Erin Burns recalls working at West Charlotte High School before its Opportunity Culture program was in place, and the experience she describes is unfortunately a common scene for new teachers: very little support and mentorship. She left after her first year to teach somewhere else. Now, three years after Burns’ return to West Charlotte, the environment is completely different, thanks to the novel Opportunity Culture program that creates a positive morale for faculty and students alike. Charlotte Mecklenburg Schools was one of the first districts in the nation to pilot the program, with West Charlotte being the only high school to model the plan; it’s now in 17 school districts nationwide.
All of this is possible through a private-public partnership aimed at turning around schools in Charlotte’s West Corridor. Opportunity Culture—a Project L.I.F.T. initiative started by an organization called Public Impact—exists “to expand the reach of effective teachers to more teachers and students.” Burns is not only an effective teacher, but excellent. She circulates through the classrooms every day, adjusting her plan based on what her teachers need. Sometimes that’s co-teaching, other times it’s observing to offer advice on classroom management or pedagogy and teaching strategies. She has also pulled out students who are struggling with a particular concept for one-on-one instruction or are being disruptive. This allows the classroom teacher to move onto the next step or unit without having to stop to manage classroom behavior. She also cultivates community partnerships. Burns takes care of all these details, and performs any other numbers of other tasks, all in service of her team of teachers and students.

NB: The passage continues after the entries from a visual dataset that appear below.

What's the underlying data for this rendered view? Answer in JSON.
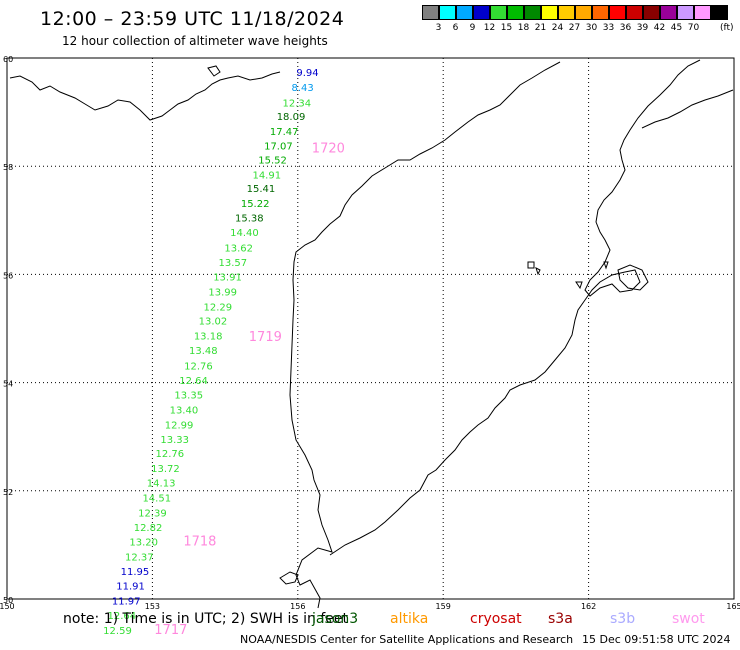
{
  "header": {
    "title": "12:00 – 23:59 UTC 11/18/2024",
    "subtitle": "12 hour collection of altimeter wave heights"
  },
  "legend": {
    "unit": "(ft)",
    "levels": [
      "3",
      "6",
      "9",
      "12",
      "15",
      "18",
      "21",
      "24",
      "27",
      "30",
      "33",
      "36",
      "39",
      "42",
      "45",
      "70"
    ],
    "colors": [
      "#808080",
      "#00ffff",
      "#00aaff",
      "#0000cc",
      "#33dd33",
      "#00bb00",
      "#008800",
      "#ffff00",
      "#ffcc00",
      "#ffaa00",
      "#ff6600",
      "#ff0000",
      "#cc0000",
      "#880000",
      "#990099",
      "#cc99ff",
      "#ff99ff",
      "#000000"
    ]
  },
  "map": {
    "lat_labels": [
      "60",
      "58",
      "56",
      "54",
      "52",
      "50"
    ],
    "lon_labels": [
      "150",
      "153",
      "156",
      "159",
      "162",
      "165"
    ],
    "lat_values": [
      60,
      58,
      56,
      54,
      52,
      50
    ],
    "lon_values": [
      150,
      153,
      156,
      159,
      162,
      165
    ],
    "lat_range": [
      50,
      60
    ],
    "lon_range": [
      150,
      165
    ],
    "grid": "dotted"
  },
  "track": [
    {
      "lat": 59.74,
      "lon": 156.2,
      "swh": "9.94",
      "color": "#0000cc"
    },
    {
      "lat": 59.46,
      "lon": 156.1,
      "swh": "8.43",
      "color": "#0099ee"
    },
    {
      "lat": 59.18,
      "lon": 155.98,
      "swh": "12.34",
      "color": "#33dd33"
    },
    {
      "lat": 58.93,
      "lon": 155.86,
      "swh": "18.09",
      "color": "#006600"
    },
    {
      "lat": 58.65,
      "lon": 155.72,
      "swh": "17.47",
      "color": "#00aa00"
    },
    {
      "lat": 58.38,
      "lon": 155.6,
      "swh": "17.07",
      "color": "#00aa00"
    },
    {
      "lat": 58.12,
      "lon": 155.48,
      "swh": "15.52",
      "color": "#00aa00"
    },
    {
      "lat": 57.85,
      "lon": 155.36,
      "swh": "14.91",
      "color": "#33dd33"
    },
    {
      "lat": 57.6,
      "lon": 155.24,
      "swh": "15.41",
      "color": "#006600"
    },
    {
      "lat": 57.32,
      "lon": 155.12,
      "swh": "15.22",
      "color": "#00aa00"
    },
    {
      "lat": 57.05,
      "lon": 155.0,
      "swh": "15.38",
      "color": "#006600"
    },
    {
      "lat": 56.78,
      "lon": 154.9,
      "swh": "14.40",
      "color": "#33dd33"
    },
    {
      "lat": 56.5,
      "lon": 154.78,
      "swh": "13.62",
      "color": "#33dd33"
    },
    {
      "lat": 56.23,
      "lon": 154.66,
      "swh": "13.57",
      "color": "#33dd33"
    },
    {
      "lat": 55.96,
      "lon": 154.55,
      "swh": "13.91",
      "color": "#33dd33"
    },
    {
      "lat": 55.68,
      "lon": 154.45,
      "swh": "13.99",
      "color": "#33dd33"
    },
    {
      "lat": 55.41,
      "lon": 154.35,
      "swh": "12.29",
      "color": "#33dd33"
    },
    {
      "lat": 55.15,
      "lon": 154.25,
      "swh": "13.02",
      "color": "#33dd33"
    },
    {
      "lat": 54.87,
      "lon": 154.15,
      "swh": "13.18",
      "color": "#33dd33"
    },
    {
      "lat": 54.6,
      "lon": 154.05,
      "swh": "13.48",
      "color": "#33dd33"
    },
    {
      "lat": 54.32,
      "lon": 153.95,
      "swh": "12.76",
      "color": "#33dd33"
    },
    {
      "lat": 54.05,
      "lon": 153.85,
      "swh": "12.64",
      "color": "#33dd33"
    },
    {
      "lat": 53.78,
      "lon": 153.75,
      "swh": "13.35",
      "color": "#33dd33"
    },
    {
      "lat": 53.5,
      "lon": 153.65,
      "swh": "13.40",
      "color": "#33dd33"
    },
    {
      "lat": 53.23,
      "lon": 153.55,
      "swh": "12.99",
      "color": "#33dd33"
    },
    {
      "lat": 52.96,
      "lon": 153.46,
      "swh": "13.33",
      "color": "#33dd33"
    },
    {
      "lat": 52.7,
      "lon": 153.36,
      "swh": "12.76",
      "color": "#33dd33"
    },
    {
      "lat": 52.42,
      "lon": 153.27,
      "swh": "13.72",
      "color": "#33dd33"
    },
    {
      "lat": 52.15,
      "lon": 153.18,
      "swh": "14.13",
      "color": "#33dd33"
    },
    {
      "lat": 51.88,
      "lon": 153.09,
      "swh": "14.51",
      "color": "#33dd33"
    },
    {
      "lat": 51.6,
      "lon": 153.0,
      "swh": "12.39",
      "color": "#33dd33"
    },
    {
      "lat": 51.33,
      "lon": 152.91,
      "swh": "12.82",
      "color": "#33dd33"
    },
    {
      "lat": 51.06,
      "lon": 152.82,
      "swh": "13.20",
      "color": "#33dd33"
    },
    {
      "lat": 50.79,
      "lon": 152.73,
      "swh": "12.37",
      "color": "#33dd33"
    },
    {
      "lat": 50.52,
      "lon": 152.64,
      "swh": "11.95",
      "color": "#0000cc"
    },
    {
      "lat": 50.25,
      "lon": 152.55,
      "swh": "11.91",
      "color": "#0000cc"
    },
    {
      "lat": 49.97,
      "lon": 152.46,
      "swh": "11.97",
      "color": "#0000cc"
    },
    {
      "lat": 49.7,
      "lon": 152.37,
      "swh": "12.64",
      "color": "#33dd33"
    },
    {
      "lat": 49.43,
      "lon": 152.28,
      "swh": "12.59",
      "color": "#33dd33"
    }
  ],
  "time_marks": [
    {
      "lat": 58.35,
      "lon": 156.0,
      "label": "1720"
    },
    {
      "lat": 54.86,
      "lon": 154.7,
      "label": "1719"
    },
    {
      "lat": 51.08,
      "lon": 153.35,
      "label": "1718"
    },
    {
      "lat": 49.45,
      "lon": 152.75,
      "label": "1717"
    }
  ],
  "time_mark_color": "#ff88dd",
  "footer": {
    "note": "note:  1) Time is in UTC;  2) SWH is in feet",
    "satellites": [
      {
        "name": "jason3",
        "color": "#005500"
      },
      {
        "name": "altika",
        "color": "#ff9900"
      },
      {
        "name": "cryosat",
        "color": "#cc0000"
      },
      {
        "name": "s3a",
        "color": "#990000"
      },
      {
        "name": "s3b",
        "color": "#aaaaff"
      },
      {
        "name": "swot",
        "color": "#ff99ee"
      }
    ],
    "credit": "NOAA/NESDIS Center for Satellite Applications and Research",
    "timestamp": "15 Dec 09:51:58 UTC 2024"
  }
}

The end result is manifold. Teachers can focus on their primary objective – to deliver quality instruction and develop meaningful relationships with their pupils. Prior to the Opportunity Culture, teachers would call out sick because they were tired, exhausted and lacked motivation. Those calls have gone down in number since the program was implemented. Teachers aren’t tasked with having to write lesson plans on their own, make copies, manage classroom behavior and the myriad of other non-teaching related responsibilities that eat away at a teacher’s time and, more importantly, energy. “Teachers are invested; I think they have more emotional and mental strength to support students since they don’t have to worry about the other stuff,” Burns says. “I try to minimize the outside distractions so that they [the teachers] can focus on the classroom.”
Teachers aren’t the only ones benefitting from this program, which has been in place now for three years at West Charlotte. Student test scores have risen, a testament to Opportunity Culture’s effectiveness. Another positive outcome is the development of community collaborations. “It has allowed me to form partnerships in our community for our students, too,” Burns explains. She has partnered with the likes of UNCC and Toyota Green Initiative, and the school has revitalized a greenhouse on campus.
All of this creates a culture of mentorship and unity. Every teacher is on the same page. Burns can step into any classroom to help, because everyone is teaching the same lessons and activities. This fosters a sense trust and aligns the team into what Burns playfully calls “a well-oiled machine.” This harmony yields great dividends for all involved.
A few weeks ago, one of Burns’ teachers came up with a creative idea. The Science Department hosted a ring ceremony for its students. Each pupil wrote vows to their education and toasted with sparkling soda as a stand-in for champagne. The ceremony was even documented with pictures. For the students, this was a highlight they won’t likely forget, helping to root their social and emotional wellbeing. For some students, this is just the push they need to commit to their studies. The program has hosted pep rallies with local radio stations, too, all in an effort to create a culture that promotes learning as a cool thing, which is a message students sorely need. That’s something we can all toast to.